Since September 2018, I have held the position of a Lecturer (Assistant Professor) at the University of Plymouth within the Department of Computing. My research area, in simple terms, lies in the broad field of optimizing software applications, e.g., Deep Neural Network (DNN) applications, in terms of execution time, energy consumption, and memory footprint; my research includes a diverse spectrum of areas, including low-level hardware-dependent compiler optimizations/ techniques for CPUs, GPUs, and FPGAs, high-level compression-based optimizations for DNNs, such as filter pruning, low-rank factorization and quantization, task scheduling, and memory management strategies.
In 2013, I received my PhD from the department of Electrical and Computer Engineering at University of Patras; I composed and won the Greek PhD Research Scholarship. From September 2013 until December 2016 I had been working as a postdoctoral researcher at VLSI lab at Dept. of Electrical and Computer Engineering, University of Patras. Additionally, from October 2015 until December 2016, I had been working as a postdoctoral researcher at Embedded System Design and Application Lab of Technological Educational Institute of Western Greece. From Jan. 2017 until Dec. 2017 I was a Research Fellow at Distributed Systems and Services Research Group, School of Computing, University of Leeds (UK). Last, from Dec. 2017 until Sept. 2018 I had been working as a Lecturer at Sheffield Hallam University.
Research Interests:
- Compiler Optimizations for High Performance Computing
- Optimizing Deep Neural Networks in terms of execution time and memory size
- Optimization of Matrix/Tensor Computations
- Loop Transformations
- Compression Techniques for Deep Neural Networks
- Data Movement Optimization in Cache Memories
- Task Scheduling for High Performance Computing
I have strong R&D experience in optimizing software applications, in terms of execution time, energy consumption and memory size, on a wide range of hardware platforms including embedded systems, GPUs and FPGAs.

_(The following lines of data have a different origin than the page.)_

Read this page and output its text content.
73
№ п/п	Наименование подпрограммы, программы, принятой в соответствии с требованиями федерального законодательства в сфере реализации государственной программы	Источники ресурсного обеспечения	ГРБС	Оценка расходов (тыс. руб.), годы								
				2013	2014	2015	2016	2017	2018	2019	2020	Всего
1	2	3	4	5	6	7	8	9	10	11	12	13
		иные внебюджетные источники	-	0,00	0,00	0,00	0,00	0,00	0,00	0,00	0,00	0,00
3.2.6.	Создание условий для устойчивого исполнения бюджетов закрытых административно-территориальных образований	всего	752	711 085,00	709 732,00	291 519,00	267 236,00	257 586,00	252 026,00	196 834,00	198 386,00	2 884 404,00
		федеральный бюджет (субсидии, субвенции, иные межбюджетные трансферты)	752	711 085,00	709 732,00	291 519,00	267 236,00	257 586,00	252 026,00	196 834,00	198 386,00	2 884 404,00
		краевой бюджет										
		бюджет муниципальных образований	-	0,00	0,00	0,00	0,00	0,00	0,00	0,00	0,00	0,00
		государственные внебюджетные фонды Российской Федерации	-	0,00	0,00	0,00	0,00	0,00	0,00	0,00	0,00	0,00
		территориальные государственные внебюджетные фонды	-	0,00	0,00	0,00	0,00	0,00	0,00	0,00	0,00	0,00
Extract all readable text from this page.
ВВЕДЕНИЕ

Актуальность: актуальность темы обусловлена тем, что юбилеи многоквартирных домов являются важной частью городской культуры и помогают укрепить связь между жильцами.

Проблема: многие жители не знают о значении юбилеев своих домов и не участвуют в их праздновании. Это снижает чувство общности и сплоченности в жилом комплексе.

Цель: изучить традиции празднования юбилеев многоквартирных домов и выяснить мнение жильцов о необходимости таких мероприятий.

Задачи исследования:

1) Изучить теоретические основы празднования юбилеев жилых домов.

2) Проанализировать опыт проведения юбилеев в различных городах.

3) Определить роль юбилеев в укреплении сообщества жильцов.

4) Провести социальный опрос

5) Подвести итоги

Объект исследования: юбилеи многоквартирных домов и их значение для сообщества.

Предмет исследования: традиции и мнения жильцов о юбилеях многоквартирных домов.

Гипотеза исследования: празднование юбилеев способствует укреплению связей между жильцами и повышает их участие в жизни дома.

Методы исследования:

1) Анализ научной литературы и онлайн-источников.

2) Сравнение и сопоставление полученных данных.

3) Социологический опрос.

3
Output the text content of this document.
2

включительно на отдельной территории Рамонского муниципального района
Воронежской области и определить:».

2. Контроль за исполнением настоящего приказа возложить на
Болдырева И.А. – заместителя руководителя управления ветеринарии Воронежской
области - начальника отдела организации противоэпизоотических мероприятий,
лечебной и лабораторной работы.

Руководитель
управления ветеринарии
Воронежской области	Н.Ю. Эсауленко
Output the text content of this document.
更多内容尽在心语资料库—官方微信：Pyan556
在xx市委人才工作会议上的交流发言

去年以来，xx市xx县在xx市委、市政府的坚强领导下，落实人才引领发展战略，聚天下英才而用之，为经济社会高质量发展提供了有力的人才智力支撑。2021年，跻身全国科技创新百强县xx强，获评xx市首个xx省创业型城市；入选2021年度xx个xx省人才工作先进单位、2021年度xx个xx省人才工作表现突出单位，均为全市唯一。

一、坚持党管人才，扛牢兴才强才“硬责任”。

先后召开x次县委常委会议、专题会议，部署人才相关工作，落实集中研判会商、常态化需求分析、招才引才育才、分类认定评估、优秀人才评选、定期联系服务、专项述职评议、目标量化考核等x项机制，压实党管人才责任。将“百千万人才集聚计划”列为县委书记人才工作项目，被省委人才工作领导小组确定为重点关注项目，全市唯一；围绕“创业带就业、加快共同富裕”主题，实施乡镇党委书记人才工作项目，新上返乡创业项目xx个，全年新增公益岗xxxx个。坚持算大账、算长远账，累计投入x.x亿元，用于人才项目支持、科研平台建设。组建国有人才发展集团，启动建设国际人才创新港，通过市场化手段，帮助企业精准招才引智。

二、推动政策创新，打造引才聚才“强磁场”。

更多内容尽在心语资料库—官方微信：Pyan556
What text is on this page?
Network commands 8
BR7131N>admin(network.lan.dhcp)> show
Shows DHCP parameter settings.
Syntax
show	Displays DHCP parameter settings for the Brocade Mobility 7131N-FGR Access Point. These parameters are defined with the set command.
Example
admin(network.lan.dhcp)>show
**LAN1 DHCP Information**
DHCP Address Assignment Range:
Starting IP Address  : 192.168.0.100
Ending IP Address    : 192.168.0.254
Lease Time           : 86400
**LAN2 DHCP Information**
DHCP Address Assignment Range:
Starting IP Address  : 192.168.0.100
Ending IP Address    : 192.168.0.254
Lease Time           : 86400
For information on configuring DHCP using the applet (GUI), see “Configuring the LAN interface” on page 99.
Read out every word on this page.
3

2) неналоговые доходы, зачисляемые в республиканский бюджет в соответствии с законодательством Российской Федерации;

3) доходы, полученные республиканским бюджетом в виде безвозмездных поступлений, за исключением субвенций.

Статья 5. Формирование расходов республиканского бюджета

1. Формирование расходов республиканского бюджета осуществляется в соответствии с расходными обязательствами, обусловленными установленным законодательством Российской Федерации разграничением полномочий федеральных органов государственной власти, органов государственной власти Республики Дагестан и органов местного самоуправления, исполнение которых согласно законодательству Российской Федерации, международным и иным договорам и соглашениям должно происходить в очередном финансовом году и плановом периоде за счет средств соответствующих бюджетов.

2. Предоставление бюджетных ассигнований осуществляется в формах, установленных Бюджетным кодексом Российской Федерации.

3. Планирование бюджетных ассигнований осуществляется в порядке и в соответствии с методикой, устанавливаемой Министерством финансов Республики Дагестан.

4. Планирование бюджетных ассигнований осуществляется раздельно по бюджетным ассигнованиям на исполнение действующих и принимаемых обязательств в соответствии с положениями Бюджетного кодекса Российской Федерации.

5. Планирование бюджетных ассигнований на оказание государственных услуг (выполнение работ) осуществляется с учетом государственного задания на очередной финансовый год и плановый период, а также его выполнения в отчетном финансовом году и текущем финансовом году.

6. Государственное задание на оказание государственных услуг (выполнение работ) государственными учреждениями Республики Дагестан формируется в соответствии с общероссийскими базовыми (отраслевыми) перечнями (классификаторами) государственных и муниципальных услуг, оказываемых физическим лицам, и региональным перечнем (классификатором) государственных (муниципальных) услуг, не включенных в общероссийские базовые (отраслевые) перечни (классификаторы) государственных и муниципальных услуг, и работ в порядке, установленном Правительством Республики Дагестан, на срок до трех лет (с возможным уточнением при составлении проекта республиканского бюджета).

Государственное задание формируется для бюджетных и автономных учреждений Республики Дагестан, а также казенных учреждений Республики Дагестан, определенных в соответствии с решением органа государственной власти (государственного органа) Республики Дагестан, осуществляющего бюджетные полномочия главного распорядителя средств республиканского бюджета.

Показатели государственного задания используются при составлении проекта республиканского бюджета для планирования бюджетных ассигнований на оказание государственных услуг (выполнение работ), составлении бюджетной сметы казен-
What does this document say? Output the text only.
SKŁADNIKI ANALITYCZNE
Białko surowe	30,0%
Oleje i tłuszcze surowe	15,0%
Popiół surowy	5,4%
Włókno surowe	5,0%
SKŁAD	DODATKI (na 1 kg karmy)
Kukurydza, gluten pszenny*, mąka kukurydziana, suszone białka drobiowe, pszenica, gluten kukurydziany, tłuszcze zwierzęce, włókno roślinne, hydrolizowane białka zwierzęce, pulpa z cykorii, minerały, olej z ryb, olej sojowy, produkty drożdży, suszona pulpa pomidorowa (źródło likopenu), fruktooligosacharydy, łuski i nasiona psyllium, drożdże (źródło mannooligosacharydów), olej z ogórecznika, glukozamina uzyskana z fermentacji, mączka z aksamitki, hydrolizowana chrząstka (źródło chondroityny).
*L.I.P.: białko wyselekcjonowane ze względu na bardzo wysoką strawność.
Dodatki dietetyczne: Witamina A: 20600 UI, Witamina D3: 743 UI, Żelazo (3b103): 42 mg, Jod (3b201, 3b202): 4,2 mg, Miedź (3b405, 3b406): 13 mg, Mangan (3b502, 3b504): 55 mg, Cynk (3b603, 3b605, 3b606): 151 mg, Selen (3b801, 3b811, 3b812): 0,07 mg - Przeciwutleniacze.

I have published more than 50 research papers in high quality journals and conferences, such as IEEE/ACM transactions. I am currently supervising three PhD students.
Research Highlights:
Compiler Optimizations for accelerating Deep Neural Networks [1]: Convolution layers are the main performance bottleneck in many classes of Deep Neural Networks and especially in Convolutional Neural Networks which are widely used in artificial intelligence applications such as computer vision. In this research work [1], a novel analytical methodology is developed for super-fast convolution layers on CPUs. The experimental results, which include 112 different convolution layers and two hardware platforms, show that the convolution layers of ResNet-50, DenseNet-121 and SqueezeNet are executed from x1.1 up to x7.2 times faster than Intel oneDNN state of the art library.
[1] V. Kelefouras and G. Keramidas, “Design and Implementation of Deep Learning 2D Convolutions on modern CPUs,” IEEE Transactions on Parallel and Distributed Systems, 2023
Compiler Optimizations for accelerating Smoothing, Sharpening and Edge Detection, image/video processing software applications [2]: A novel methodology is developed [2] to speedup Smoothing, Sharpening and Edge Detection algorithms on CPUs. To accelerate such routines, the popular OpenCV library supports Intel IPP optimized library to accelerate its routines on Intel CPUs (not by default - this needs to be specified during the installation phase). Based on our experimental results, which include 20 different image sizes and two hardware platforms, the proposed methodology achieves from x2.8 to x40 speedup over the Intel IPP / OpenCV library for GaussianBlur() and Filter2D() OpenCV routines.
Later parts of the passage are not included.